19 June 2025

FT article: The sports helping executives stay at the top of their game

The latest Financial Times article involving chess - "The sports helping executives stay at the top of their game" - sadly was evidently written by non-chessplayers. How could I tell? From this quote:

Chess is not a solved game: despite the computing advances, there is no known perfect way to play it. But for some, it is too controlled an environment to offer a window into the real world — too little emotion, too many pre-planned sequences. How much can you learn about life from a sport that machines play far better?

There are several things wrong with the above statement, but the primary tipoff was the "too little emotion" part - no one who has played a serious game would ever say that, including Magnus Carlsen when he loses.
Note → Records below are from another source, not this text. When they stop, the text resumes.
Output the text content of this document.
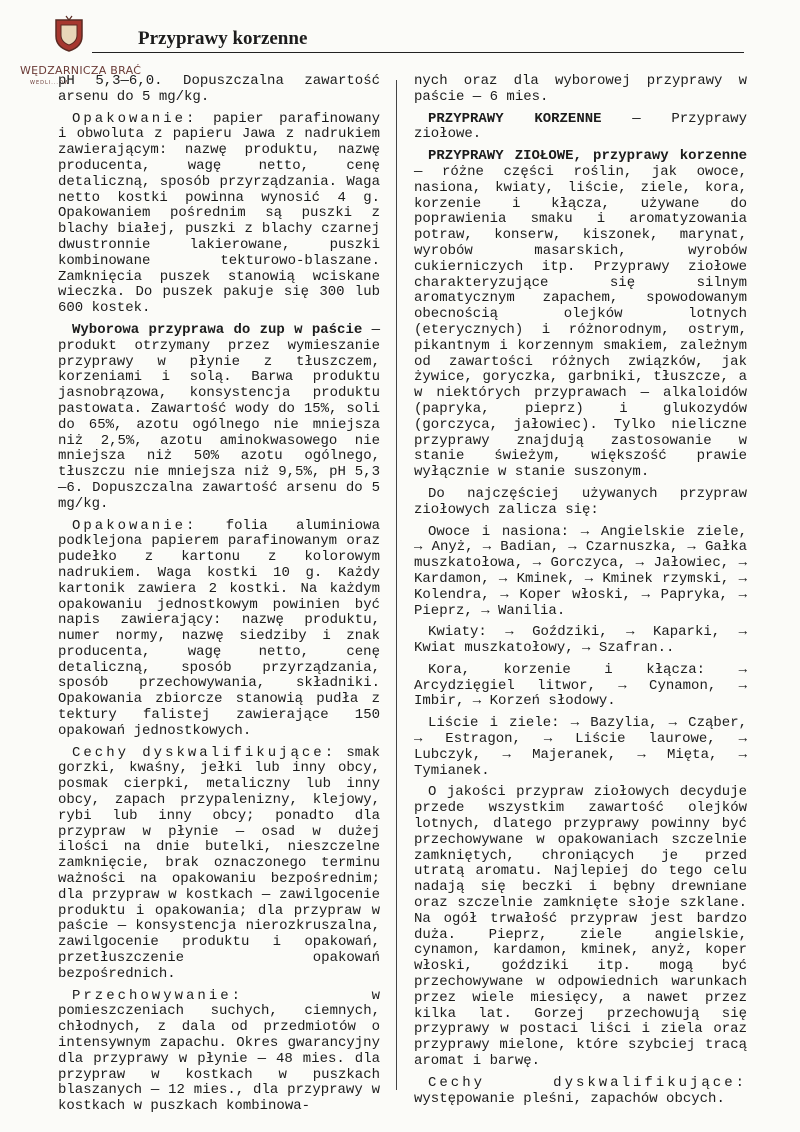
WĘDZARNICZA BRAĆ
WEDLI...OW
Przyprawy korzenne

pH 5,3—6,0. Dopuszczalna zawartość arsenu do 5 mg/kg.

Opakowanie: papier parafinowany i obwoluta z papieru Jawa z nadrukiem zawierającym: nazwę produktu, nazwę producenta, wagę netto, cenę detaliczną, sposób przyrządzania. Waga netto kostki powinna wynosić 4 g. Opakowaniem pośrednim są puszki z blachy białej, puszki z blachy czarnej dwustronnie lakierowane, puszki kombinowane tekturowo-blaszane. Zamknięcia puszek stanowią wciskane wieczka. Do puszek pakuje się 300 lub 600 kostek.

Wyborowa przyprawa do zup w paście — produkt otrzymany przez wymieszanie przyprawy w płynie z tłuszczem, korzeniami i solą. Barwa produktu jasnobrązowa, konsystencja produktu pastowata. Zawartość wody do 15%, soli do 65%, azotu ogólnego nie mniejsza niż 2,5%, azotu aminokwasowego nie mniejsza niż 50% azotu ogólnego, tłuszczu nie mniejsza niż 9,5%, pH 5,3—6. Dopuszczalna zawartość arsenu do 5 mg/kg.

Opakowanie: folia aluminiowa podklejona papierem parafinowanym oraz pudełko z kartonu z kolorowym nadrukiem. Waga kostki 10 g. Każdy kartonik zawiera 2 kostki. Na każdym opakowaniu jednostkowym powinien być napis zawierający: nazwę produktu, numer normy, nazwę siedziby i znak producenta, wagę netto, cenę detaliczną, sposób przyrządzania, sposób przechowywania, składniki. Opakowania zbiorcze stanowią pudła z tektury falistej zawierające 150 opakowań jednostkowych.

Cechy dyskwalifikujące: smak gorzki, kwaśny, jełki lub inny obcy, posmak cierpki, metaliczny lub inny obcy, zapach przypalenizny, klejowy, rybi lub inny obcy; ponadto dla przypraw w płynie — osad w dużej ilości na dnie butelki, nieszczelne zamknięcie, brak oznaczonego terminu ważności na opakowaniu bezpośrednim; dla przypraw w kostkach — zawilgocenie produktu i opakowania; dla przypraw w paście — konsystencja nierozkruszalna, zawilgocenie produktu i opakowań, przetłuszczenie opakowań bezpośrednich.

Przechowywanie: w pomieszczeniach suchych, ciemnych, chłodnych, z dala od przedmiotów o intensywnym zapachu. Okres gwarancyjny dla przyprawy w płynie — 48 mies. dla przypraw w kostkach w puszkach blaszanych — 12 mies., dla przyprawy w kostkach w puszkach kombinowa-

nych oraz dla wyborowej przyprawy w paście — 6 mies.

PRZYPRAWY KORZENNE — Przyprawy ziołowe.

PRZYPRAWY ZIOŁOWE, przyprawy korzenne — różne części roślin, jak owoce, nasiona, kwiaty, liście, ziele, kora, korzenie i kłącza, używane do poprawienia smaku i aromatyzowania potraw, konserw, kiszonek, marynat, wyrobów masarskich, wyrobów cukierniczych itp. Przyprawy ziołowe charakteryzujące się silnym aromatycznym zapachem, spowodowanym obecnością olejków lotnych (eterycznych) i różnorodnym, ostrym, pikantnym i korzennym smakiem, zależnym od zawartości różnych związków, jak żywice, goryczka, garbniki, tłuszcze, a w niektórych przyprawach — alkaloidów (papryka, pieprz) i glukozydów (gorczyca, jałowiec). Tylko nieliczne przyprawy znajdują zastosowanie w stanie świeżym, większość prawie wyłącznie w stanie suszonym.

Do najczęściej używanych przypraw ziołowych zalicza się:

Owoce i nasiona: → Angielskie ziele, → Anyż, → Badian, → Czarnuszka, → Gałka muszkatołowa, → Gorczyca, → Jałowiec, → Kardamon, → Kminek, → Kminek rzymski, → Kolendra, → Koper włoski, → Papryka, → Pieprz, → Wanilia.

Kwiaty: → Goździki, → Kaparki, → Kwiat muszkatołowy, → Szafran..

Kora, korzenie i kłącza: → Arcydzięgiel litwor, → Cynamon, → Imbir, → Korzeń słodowy.

Liście i ziele: → Bazylia, → Cząber, → Estragon, → Liście laurowe, → Lubczyk, → Majeranek, → Mięta, → Tymianek.

O jakości przypraw ziołowych decyduje przede wszystkim zawartość olejków lotnych, dlatego przyprawy powinny być przechowywane w opakowaniach szczelnie zamkniętych, chroniących je przed utratą aromatu. Najlepiej do tego celu nadają się beczki i bębny drewniane oraz szczelnie zamknięte słoje szklane. Na ogół trwałość przypraw jest bardzo duża. Pieprz, ziele angielskie, cynamon, kardamon, kminek, anyż, koper włoski, goździki itp. mogą być przechowywane w odpowiednich warunkach przez wiele miesięcy, a nawet przez kilka lat. Gorzej przechowują się przyprawy w postaci liści i ziela oraz przyprawy mielone, które szybciej tracą aromat i barwę.

Cechy dyskwalifikujące: występowanie pleśni, zapachów obcych.
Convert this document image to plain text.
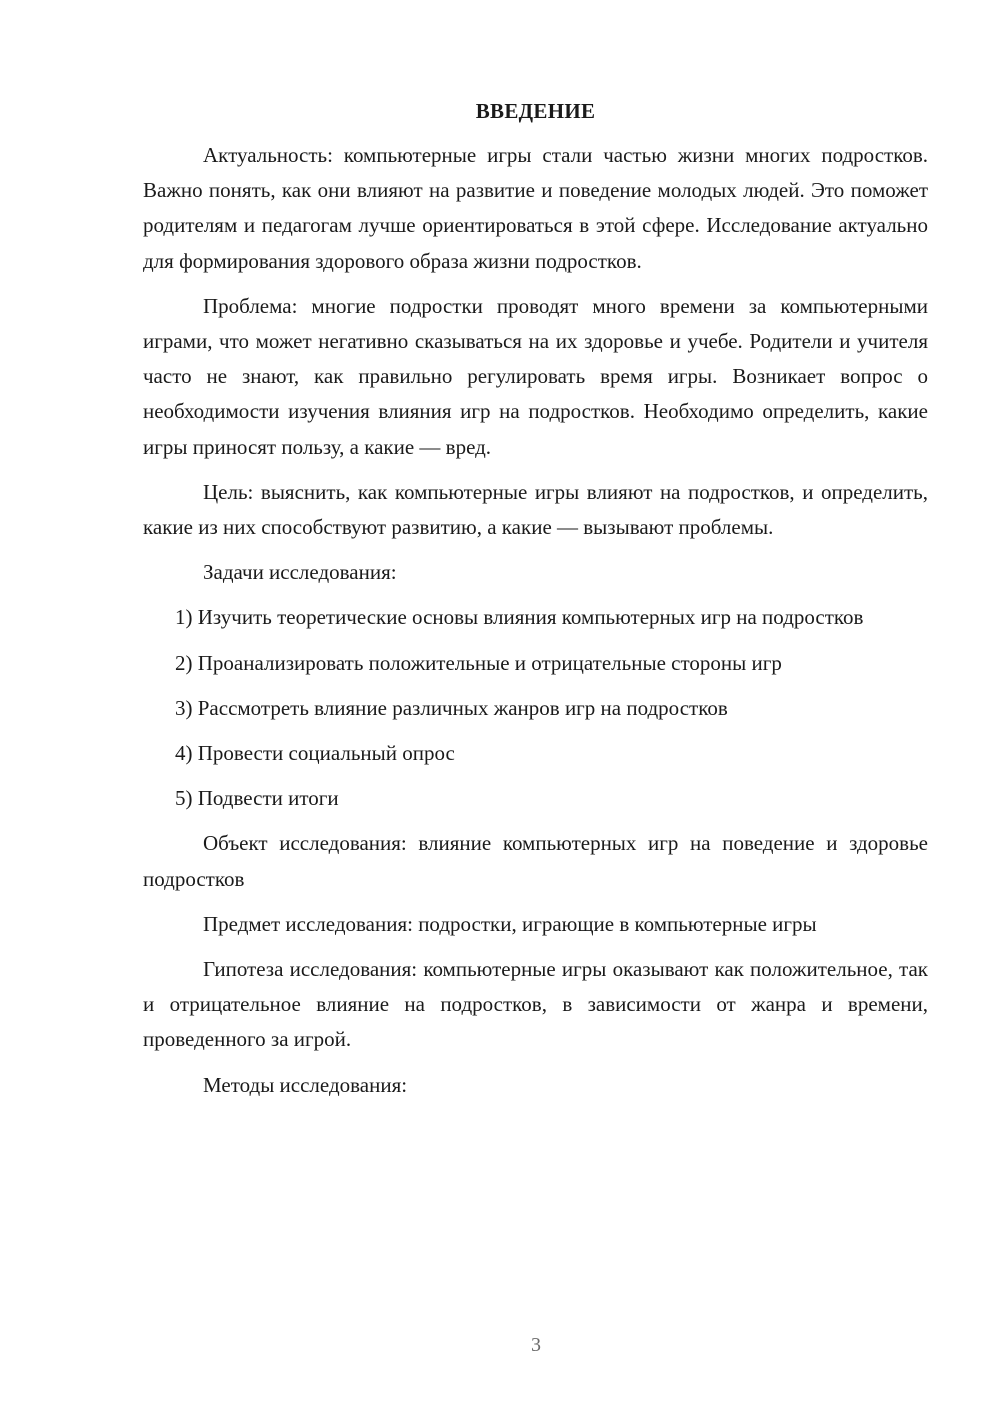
ВВЕДЕНИЕ

Актуальность: компьютерные игры стали частью жизни многих подростков. Важно понять, как они влияют на развитие и поведение молодых людей. Это поможет родителям и педагогам лучше ориентироваться в этой сфере. Исследование актуально для формирования здорового образа жизни подростков.

Проблема: многие подростки проводят много времени за компьютерными играми, что может негативно сказываться на их здоровье и учебе. Родители и учителя часто не знают, как правильно регулировать время игры. Возникает вопрос о необходимости изучения влияния игр на подростков. Необходимо определить, какие игры приносят пользу, а какие — вред.

Цель: выяснить, как компьютерные игры влияют на подростков, и определить, какие из них способствуют развитию, а какие — вызывают проблемы.

Задачи исследования:

1) Изучить теоретические основы влияния компьютерных игр на подростков

2) Проанализировать положительные и отрицательные стороны игр

3) Рассмотреть влияние различных жанров игр на подростков

4) Провести социальный опрос

5) Подвести итоги

Объект исследования: влияние компьютерных игр на поведение и здоровье подростков

Предмет исследования: подростки, играющие в компьютерные игры

Гипотеза исследования: компьютерные игры оказывают как положительное, так и отрицательное влияние на подростков, в зависимости от жанра и времени, проведенного за игрой.

Методы исследования:

3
The part about not learning from life in anything that machines "play [or do] far better" would mean abandoning all sorts of activities in modern life. I suppose we should all stop writing and drawing now that generative AI exists?

The other chess quote from the article is more on point:

Demis Hassabis, co-founder of Google DeepMind, became a chess master aged 13. He attributes his early interest in AI to playing chess “and trying to improve my own thought processes”.

And I would say an article quote on tennis is also very applicable (see Chess vs. Tennis here for more parallels) and one of the reasons I enjoy chess as a pastime:

“There’s no favouritism, there’s no politics. You either win or lose based on how you perform in the moment.”